Cjell sent me an address to the town’s old Post Office which now lays vacant except for the basement which is Moné Bikes HQ and the occasional event that use the main floor. Out back is a 1990 Wonderbread truck that serves as his mobile frame building shop. After discovering the small and remote Silver City on his many Tour Divide rides, he finally decided that he was in love and is now looking at real estate.
But let’s go back a ways to where this all began in an old VW bus parked outside Black Sheep Bikes in Fort Collins. He began apprenticing and working under James at Black Sheep before he moved onto Vail to do his own thing, where traded weed for rent in a pool maintenance room. After having completed a thru-hike of the Pacific Crest Trail all with gear he had made himself, he thought why not make a bike for the Tour Divide in the same fashion. Thus was born the bike I saw at Adventure Cycling HQ. For the next few years, Cjell bounced between Oregon, Colorado, Minnesota, Asia, and New Zealand. After all those travels he came back and decided to set up in the current bread truck shop where he still does all of his custom orders. Besides his custom one-off bikes, he has a small production run of two frames, El Continente and La Roca. These frames were built in Taiwan where he personally spent time working with a small family factory on the run. There is a lovely piece he wrote about his time abroad here
Though Cjell has many amazing bikes he has built his current love affair is with a 1962 Schwinn Cruiser that he has chopped and screwed. His high-tech modifications include a tukt rear triangle featuring the latest 29er coaster brake technology, custom spun Mr. Tick seatpost, and a Krampus fork squeezed into a 1 inch headtube. I’ll be honest, I still couldn’t keep up with Cjell on this damn thing. He definitely doesn’t fake that funk on a nasty klunk.

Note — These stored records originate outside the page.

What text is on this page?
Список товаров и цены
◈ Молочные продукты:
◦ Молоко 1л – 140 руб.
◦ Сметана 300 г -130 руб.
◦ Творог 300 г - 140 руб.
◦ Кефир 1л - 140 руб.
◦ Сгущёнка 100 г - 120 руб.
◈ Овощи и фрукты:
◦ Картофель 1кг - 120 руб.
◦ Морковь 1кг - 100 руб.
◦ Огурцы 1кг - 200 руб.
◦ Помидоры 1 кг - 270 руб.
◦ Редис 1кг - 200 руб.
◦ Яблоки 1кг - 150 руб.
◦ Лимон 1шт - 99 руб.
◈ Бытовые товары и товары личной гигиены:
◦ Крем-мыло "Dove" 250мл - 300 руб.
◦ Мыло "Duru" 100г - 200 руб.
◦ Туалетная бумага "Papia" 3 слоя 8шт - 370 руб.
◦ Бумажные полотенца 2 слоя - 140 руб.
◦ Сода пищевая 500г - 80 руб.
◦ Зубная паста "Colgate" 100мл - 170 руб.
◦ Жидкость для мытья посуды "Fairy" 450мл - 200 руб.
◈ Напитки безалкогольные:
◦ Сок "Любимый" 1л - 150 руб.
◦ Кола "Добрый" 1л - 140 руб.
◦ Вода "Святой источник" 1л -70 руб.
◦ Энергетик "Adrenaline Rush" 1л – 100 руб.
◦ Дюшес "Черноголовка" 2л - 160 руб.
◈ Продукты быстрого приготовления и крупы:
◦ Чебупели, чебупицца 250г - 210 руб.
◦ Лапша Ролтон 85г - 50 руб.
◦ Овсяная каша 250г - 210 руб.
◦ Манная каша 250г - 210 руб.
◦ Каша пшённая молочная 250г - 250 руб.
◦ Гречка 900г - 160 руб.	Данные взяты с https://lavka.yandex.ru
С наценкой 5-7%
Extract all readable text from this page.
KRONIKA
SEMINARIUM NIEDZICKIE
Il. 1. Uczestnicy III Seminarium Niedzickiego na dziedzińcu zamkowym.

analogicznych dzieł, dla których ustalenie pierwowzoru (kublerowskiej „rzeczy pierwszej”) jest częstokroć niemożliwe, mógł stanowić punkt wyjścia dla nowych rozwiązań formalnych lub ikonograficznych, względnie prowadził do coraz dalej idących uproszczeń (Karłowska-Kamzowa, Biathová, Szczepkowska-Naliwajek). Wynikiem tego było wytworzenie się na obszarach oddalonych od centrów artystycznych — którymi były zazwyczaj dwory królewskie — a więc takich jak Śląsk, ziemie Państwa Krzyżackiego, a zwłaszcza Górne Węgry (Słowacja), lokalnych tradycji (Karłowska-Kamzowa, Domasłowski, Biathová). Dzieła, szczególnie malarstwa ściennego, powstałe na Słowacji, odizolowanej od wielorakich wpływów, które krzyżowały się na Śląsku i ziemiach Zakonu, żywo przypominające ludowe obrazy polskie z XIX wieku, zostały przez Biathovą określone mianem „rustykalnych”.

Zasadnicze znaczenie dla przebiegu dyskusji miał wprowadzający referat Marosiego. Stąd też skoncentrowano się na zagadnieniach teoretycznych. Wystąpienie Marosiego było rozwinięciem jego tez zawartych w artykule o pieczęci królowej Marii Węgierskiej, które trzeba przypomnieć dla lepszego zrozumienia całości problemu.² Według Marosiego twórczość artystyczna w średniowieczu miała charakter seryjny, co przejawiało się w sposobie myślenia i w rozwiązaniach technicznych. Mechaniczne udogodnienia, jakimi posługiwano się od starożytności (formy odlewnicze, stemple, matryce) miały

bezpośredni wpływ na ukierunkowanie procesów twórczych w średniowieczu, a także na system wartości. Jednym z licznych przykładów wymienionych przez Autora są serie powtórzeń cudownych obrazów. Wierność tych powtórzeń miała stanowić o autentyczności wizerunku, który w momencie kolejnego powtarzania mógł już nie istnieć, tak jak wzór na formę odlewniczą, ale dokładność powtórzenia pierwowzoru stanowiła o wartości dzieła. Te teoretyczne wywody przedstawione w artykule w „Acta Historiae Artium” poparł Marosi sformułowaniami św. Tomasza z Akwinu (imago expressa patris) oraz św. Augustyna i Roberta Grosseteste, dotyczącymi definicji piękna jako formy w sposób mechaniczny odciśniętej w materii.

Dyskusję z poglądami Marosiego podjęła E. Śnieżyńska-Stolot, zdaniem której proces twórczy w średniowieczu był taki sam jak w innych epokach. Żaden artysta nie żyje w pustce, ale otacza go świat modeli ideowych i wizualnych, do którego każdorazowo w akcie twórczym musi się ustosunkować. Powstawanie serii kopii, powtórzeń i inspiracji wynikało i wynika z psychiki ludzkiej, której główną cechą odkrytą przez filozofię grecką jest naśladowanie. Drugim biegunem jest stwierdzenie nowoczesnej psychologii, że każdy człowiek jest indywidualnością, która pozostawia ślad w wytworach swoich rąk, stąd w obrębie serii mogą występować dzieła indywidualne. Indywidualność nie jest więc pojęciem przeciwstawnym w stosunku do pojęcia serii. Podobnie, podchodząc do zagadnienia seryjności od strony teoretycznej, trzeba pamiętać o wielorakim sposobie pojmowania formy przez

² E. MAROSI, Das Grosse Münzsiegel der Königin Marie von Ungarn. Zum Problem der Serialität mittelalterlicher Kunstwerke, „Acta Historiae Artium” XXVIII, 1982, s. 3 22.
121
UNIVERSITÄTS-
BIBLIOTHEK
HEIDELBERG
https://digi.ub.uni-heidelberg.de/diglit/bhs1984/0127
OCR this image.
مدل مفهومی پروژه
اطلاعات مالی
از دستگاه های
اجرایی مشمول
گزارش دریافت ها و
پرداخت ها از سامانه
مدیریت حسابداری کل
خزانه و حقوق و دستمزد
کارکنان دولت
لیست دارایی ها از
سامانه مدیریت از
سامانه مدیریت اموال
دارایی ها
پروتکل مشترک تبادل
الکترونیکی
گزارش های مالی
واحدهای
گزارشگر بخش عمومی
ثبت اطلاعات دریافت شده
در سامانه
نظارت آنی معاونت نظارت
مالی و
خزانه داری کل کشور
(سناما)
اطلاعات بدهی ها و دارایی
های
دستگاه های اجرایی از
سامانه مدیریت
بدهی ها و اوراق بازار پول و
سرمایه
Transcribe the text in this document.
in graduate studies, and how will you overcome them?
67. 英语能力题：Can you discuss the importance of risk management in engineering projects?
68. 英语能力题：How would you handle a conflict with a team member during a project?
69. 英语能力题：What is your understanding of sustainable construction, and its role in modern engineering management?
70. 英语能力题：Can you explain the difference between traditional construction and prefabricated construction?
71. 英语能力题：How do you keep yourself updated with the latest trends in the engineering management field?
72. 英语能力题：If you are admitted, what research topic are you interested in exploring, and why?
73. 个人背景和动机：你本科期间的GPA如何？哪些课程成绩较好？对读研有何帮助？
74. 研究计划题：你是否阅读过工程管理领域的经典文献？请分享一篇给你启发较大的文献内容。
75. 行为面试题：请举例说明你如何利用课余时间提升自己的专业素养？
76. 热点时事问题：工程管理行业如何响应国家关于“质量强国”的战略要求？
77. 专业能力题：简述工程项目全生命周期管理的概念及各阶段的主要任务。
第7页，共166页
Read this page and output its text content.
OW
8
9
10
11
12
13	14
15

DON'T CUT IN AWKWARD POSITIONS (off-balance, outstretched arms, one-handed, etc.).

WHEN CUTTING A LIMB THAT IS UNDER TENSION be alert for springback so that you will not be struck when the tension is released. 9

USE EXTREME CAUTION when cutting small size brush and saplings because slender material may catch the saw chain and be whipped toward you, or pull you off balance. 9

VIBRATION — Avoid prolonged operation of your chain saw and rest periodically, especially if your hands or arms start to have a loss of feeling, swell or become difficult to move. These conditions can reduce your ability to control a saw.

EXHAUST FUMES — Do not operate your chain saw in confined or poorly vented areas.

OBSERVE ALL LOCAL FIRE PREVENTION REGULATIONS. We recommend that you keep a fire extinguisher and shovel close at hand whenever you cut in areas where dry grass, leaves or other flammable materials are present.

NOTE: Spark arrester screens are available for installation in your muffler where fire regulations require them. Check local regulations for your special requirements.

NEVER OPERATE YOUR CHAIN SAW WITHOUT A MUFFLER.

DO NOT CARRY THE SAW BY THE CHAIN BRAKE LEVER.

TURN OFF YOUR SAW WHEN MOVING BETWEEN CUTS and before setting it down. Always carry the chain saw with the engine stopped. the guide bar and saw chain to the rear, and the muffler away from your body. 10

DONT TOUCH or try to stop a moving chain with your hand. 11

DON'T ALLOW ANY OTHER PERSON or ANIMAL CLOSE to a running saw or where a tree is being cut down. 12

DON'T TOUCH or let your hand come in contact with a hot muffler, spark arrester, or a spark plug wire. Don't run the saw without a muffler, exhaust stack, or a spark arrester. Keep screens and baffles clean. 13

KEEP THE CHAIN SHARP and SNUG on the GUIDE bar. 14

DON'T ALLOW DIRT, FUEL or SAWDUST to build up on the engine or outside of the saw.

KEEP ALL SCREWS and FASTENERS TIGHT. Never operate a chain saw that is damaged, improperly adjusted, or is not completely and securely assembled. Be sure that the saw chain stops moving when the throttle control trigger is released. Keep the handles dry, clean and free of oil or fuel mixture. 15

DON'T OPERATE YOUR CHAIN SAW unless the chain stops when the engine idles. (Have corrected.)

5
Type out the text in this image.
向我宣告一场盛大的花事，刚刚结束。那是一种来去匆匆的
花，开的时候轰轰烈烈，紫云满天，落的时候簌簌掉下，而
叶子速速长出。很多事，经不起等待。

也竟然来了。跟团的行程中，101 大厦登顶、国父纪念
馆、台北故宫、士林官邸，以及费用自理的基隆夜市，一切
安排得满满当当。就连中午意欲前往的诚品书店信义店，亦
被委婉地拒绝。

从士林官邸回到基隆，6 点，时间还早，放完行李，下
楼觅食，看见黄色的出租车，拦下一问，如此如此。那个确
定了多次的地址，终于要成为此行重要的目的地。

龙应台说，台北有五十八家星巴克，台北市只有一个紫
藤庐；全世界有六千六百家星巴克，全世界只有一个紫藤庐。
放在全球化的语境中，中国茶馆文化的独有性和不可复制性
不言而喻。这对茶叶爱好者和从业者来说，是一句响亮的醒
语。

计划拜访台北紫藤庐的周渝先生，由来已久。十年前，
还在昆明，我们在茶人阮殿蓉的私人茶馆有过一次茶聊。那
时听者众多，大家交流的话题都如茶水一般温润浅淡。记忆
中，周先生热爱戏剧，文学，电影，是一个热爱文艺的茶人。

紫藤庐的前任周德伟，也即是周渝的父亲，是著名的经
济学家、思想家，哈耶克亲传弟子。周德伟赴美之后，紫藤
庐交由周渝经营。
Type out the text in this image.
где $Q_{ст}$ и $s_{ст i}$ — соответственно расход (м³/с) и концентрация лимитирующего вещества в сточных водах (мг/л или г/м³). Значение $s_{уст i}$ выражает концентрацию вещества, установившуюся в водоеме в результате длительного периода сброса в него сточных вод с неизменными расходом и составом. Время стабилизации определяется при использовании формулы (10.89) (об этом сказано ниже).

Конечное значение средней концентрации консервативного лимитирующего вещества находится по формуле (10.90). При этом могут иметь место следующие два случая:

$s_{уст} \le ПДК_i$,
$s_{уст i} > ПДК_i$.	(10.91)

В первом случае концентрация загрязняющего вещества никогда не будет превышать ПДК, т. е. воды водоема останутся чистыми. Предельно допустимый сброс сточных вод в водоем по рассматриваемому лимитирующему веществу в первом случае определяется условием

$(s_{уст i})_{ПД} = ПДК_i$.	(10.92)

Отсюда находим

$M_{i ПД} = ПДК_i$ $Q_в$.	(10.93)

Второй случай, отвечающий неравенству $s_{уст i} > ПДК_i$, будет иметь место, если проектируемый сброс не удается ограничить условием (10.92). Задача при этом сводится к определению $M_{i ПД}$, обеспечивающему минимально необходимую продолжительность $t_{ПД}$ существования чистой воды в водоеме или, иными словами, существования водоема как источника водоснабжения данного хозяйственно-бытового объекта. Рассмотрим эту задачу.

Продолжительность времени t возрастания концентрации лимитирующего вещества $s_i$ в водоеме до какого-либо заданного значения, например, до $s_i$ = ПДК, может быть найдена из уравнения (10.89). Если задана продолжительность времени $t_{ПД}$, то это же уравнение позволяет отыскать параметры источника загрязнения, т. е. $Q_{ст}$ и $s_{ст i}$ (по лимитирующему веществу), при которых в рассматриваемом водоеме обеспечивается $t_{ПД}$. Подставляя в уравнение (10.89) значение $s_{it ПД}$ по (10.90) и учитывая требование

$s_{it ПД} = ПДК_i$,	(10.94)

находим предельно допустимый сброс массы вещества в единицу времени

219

He was nice enough to take me and my partner on the usual Taco Tuesday ride outta town. A lovely romp in the hills along a few sections of the Continental Divide route with a few new sections of buff-buff single track. Also, no ride would be complete without a few turns around the local skatepark.
Cjell’s bread truck shop is home to some truly inspiring innovations to make such a small space functions as a full-on shop. His modified lathe for cutting down tubes is unlike anything I’ve seen in any other shop. I had also never seen a flux bucket before, a device for adding flux in-line when brazing. His brazing style, more a bead than fillet, necessitates such specialized equipment. It’s all pretty damn impressive.
Cjell has been there and back, probably on a single speed nonetheless, he’s cultivated a truly impressive style, a perfect brew of old and new. He wants to make bikes with a soul, and he’s gone around the world and sparked up torches alongside the masters, domestic and abroad, to do so.